Memristor-Based Attention Network for Online Real-Time Object Tracking

Abstract

Most existing visual object tracking approaches are implemented based on von Neumann computation systems, which inevitably have the problems of high latency. Additionally, remote server processing of video resources requires a large amount of data transmission over the Internet, which limits real-time tracking performance. The integration of visual object tracking technology into electronic devices has become a new trend. However, current visual object tracking approaches have high algorithm complexity, making it difficult to design circuits to implement the corresponding functions. In this paper, a memristor-based attention network and its corresponding algorithm are proposed to achieve online real-time tracking under parallel computing.

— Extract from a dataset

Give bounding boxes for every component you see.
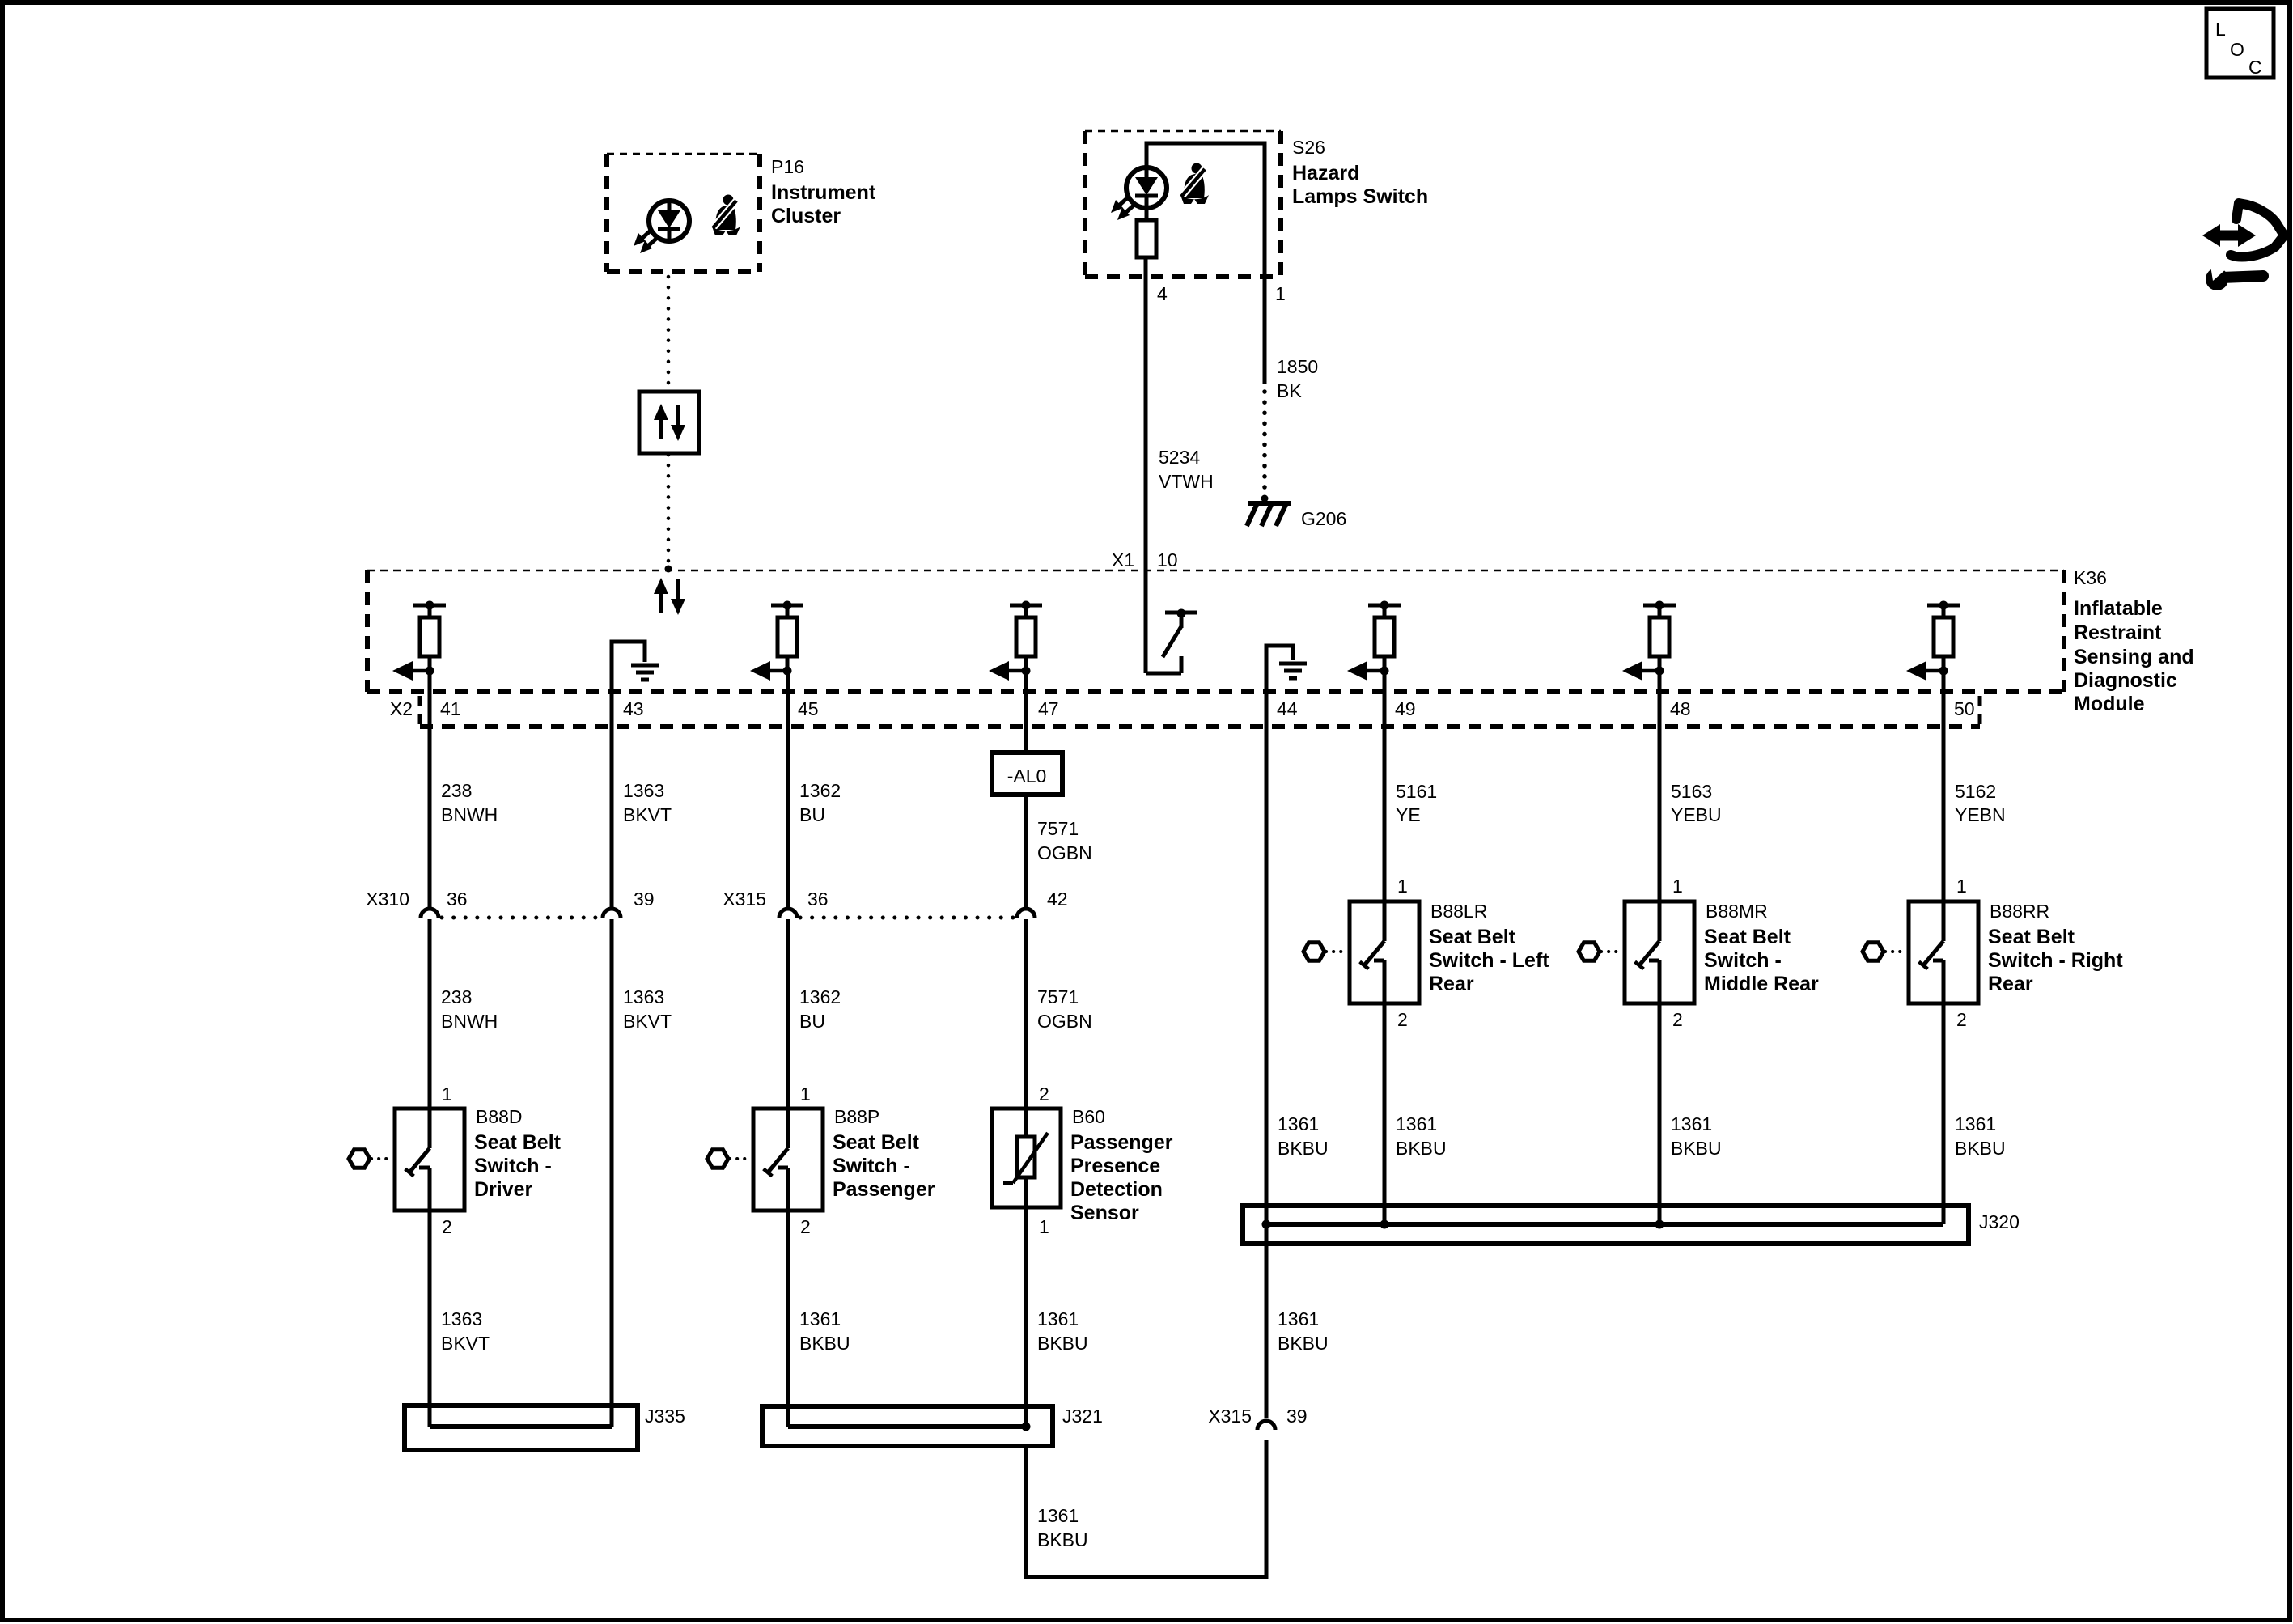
- svg-text:YE: YE: [1396, 804, 1421, 825]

Memristors are used to construct attention encoding circuits to record changes of the target in historical frames, and adjust attention signals to the target online and in real-time during the tracking process, avoiding the latency problem of the von Neumann architecture. Inspired by the working process of γ-GABAergic interneuron and tripartite synapse, we propose an attention allocation module to selectively allocate attention values. Combining the Winner-Take-All principle, we design a target localization circuit and an optimal attention zone selection circuit for parallel computation to track the location of the target. Finally, experiments and analyses on OTB-100, NFS, and VOT-RTb2022 benchmark datasets verify that the proposed memristor-based attention network has promising tracking performance and achieves a tracking speed of 1000 FPS, demonstrating superior real-time performance.